So the hardest thing so far has not been having cancer, or that chemo sucks and makes me nauseous, or that I’m going to lose my hair, or that I can’t work the same way I had been (that actually might be one of those silver linings I keep talking about.) The hardest thing for me is how much I very desperately miss my mother.
Today is my mom’s 56th birthday. I guess I should have said “would have been,” but there are so many ways she still feels so “here” to me, that I find myself using the present when I talk about her. Yet for all of the ways she feels “here”, there is an equal and identical set of ways that she feels very, very gone.
Like the time, after my PET scan, when I woke up from a nap in a panic, because I realized that I had been home for 6 hours and hadn’t called mom yet to tell her how it went. I literally picked up the phone. And then I realized.
Or when the doctors told me I might want to undergo IVF and freeze my eggs because the chemo might fry my ovaries, but I needed to decide RIGHT NOW. I did what I could to gather info, knowing the whole time that my mom was really the only person I wanted to talk to about this.

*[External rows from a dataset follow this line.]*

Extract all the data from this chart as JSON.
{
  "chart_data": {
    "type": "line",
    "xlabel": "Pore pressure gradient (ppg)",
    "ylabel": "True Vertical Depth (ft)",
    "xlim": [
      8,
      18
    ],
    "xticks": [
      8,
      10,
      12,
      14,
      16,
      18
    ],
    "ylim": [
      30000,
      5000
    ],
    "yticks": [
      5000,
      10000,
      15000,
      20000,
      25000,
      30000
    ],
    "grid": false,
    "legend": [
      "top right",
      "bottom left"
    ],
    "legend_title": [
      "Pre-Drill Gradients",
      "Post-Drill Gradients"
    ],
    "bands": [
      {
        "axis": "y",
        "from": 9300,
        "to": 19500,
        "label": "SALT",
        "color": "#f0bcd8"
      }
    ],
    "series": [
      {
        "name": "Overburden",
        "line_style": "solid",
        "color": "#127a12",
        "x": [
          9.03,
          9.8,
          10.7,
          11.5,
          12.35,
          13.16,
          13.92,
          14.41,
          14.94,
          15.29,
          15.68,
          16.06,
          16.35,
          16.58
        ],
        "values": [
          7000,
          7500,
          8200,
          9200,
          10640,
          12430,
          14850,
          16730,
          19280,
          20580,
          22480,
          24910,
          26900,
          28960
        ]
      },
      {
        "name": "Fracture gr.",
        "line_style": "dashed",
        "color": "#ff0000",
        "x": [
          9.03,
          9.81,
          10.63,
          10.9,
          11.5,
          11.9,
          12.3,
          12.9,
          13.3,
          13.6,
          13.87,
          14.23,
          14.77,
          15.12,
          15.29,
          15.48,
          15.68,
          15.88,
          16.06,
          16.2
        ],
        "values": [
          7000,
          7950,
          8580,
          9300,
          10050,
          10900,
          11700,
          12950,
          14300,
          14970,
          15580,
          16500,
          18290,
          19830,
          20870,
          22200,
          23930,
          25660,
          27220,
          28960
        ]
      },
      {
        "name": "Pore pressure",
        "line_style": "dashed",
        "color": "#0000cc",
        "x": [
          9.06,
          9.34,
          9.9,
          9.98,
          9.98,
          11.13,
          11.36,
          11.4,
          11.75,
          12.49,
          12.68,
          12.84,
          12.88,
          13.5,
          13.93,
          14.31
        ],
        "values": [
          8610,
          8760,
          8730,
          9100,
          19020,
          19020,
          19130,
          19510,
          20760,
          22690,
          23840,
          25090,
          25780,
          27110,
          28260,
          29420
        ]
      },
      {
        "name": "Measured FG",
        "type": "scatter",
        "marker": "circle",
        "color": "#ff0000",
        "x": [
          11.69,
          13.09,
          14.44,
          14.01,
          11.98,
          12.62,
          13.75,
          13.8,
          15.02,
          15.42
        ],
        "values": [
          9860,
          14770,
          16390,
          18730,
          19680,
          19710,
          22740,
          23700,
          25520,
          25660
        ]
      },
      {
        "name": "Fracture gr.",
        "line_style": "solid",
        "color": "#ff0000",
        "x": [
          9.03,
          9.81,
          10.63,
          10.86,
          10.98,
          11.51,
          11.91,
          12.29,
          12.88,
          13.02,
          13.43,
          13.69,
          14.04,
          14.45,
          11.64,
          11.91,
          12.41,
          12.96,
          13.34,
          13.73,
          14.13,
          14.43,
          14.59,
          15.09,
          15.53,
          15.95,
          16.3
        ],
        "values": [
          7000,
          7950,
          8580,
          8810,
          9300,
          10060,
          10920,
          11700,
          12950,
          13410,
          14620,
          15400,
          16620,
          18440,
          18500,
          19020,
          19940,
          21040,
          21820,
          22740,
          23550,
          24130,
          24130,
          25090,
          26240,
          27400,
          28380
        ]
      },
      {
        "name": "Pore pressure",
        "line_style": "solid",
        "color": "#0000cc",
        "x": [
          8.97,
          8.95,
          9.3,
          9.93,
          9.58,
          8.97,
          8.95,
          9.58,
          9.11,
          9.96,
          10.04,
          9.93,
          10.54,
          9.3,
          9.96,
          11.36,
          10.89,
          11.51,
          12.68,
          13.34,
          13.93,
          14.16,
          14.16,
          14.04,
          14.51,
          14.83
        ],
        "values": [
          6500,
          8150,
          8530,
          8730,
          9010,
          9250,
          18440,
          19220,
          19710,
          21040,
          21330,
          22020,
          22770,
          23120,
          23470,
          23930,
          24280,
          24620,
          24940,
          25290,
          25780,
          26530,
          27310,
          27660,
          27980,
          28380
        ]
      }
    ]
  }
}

That she would know just what to say, just what to do.
And every time I catch a glimpse of myself in the mirror and don’t immediately recognize the woman with the sassy, short hair, I can’t help but hear my mom’s voice in my head: “you look darling, like a little French girl,” which is what she used to say to me when I would cry over this very same cut when I was 5 and thought I looked like a boy.
When I first moved 3,000 across country to San Francisco, left my family, gave up my apartment, and was having trouble reconciling this new life with my old identity, my mom - the fierce rabble rousing, picket line walking, adventure traveling video journalist who was now confined to a wheelchair - told me this: “It’s these moments, when you take all of the things that define you – all the labels and descriptions and ideas about yourself – and you throw them to the wind - whatever you’re left with, whatever sticks and stays true in the toughest, loneliest moments, that is the essence of you. The rest is just decoration.”
Thanks mom. I couldn’t do this cancer thing without you.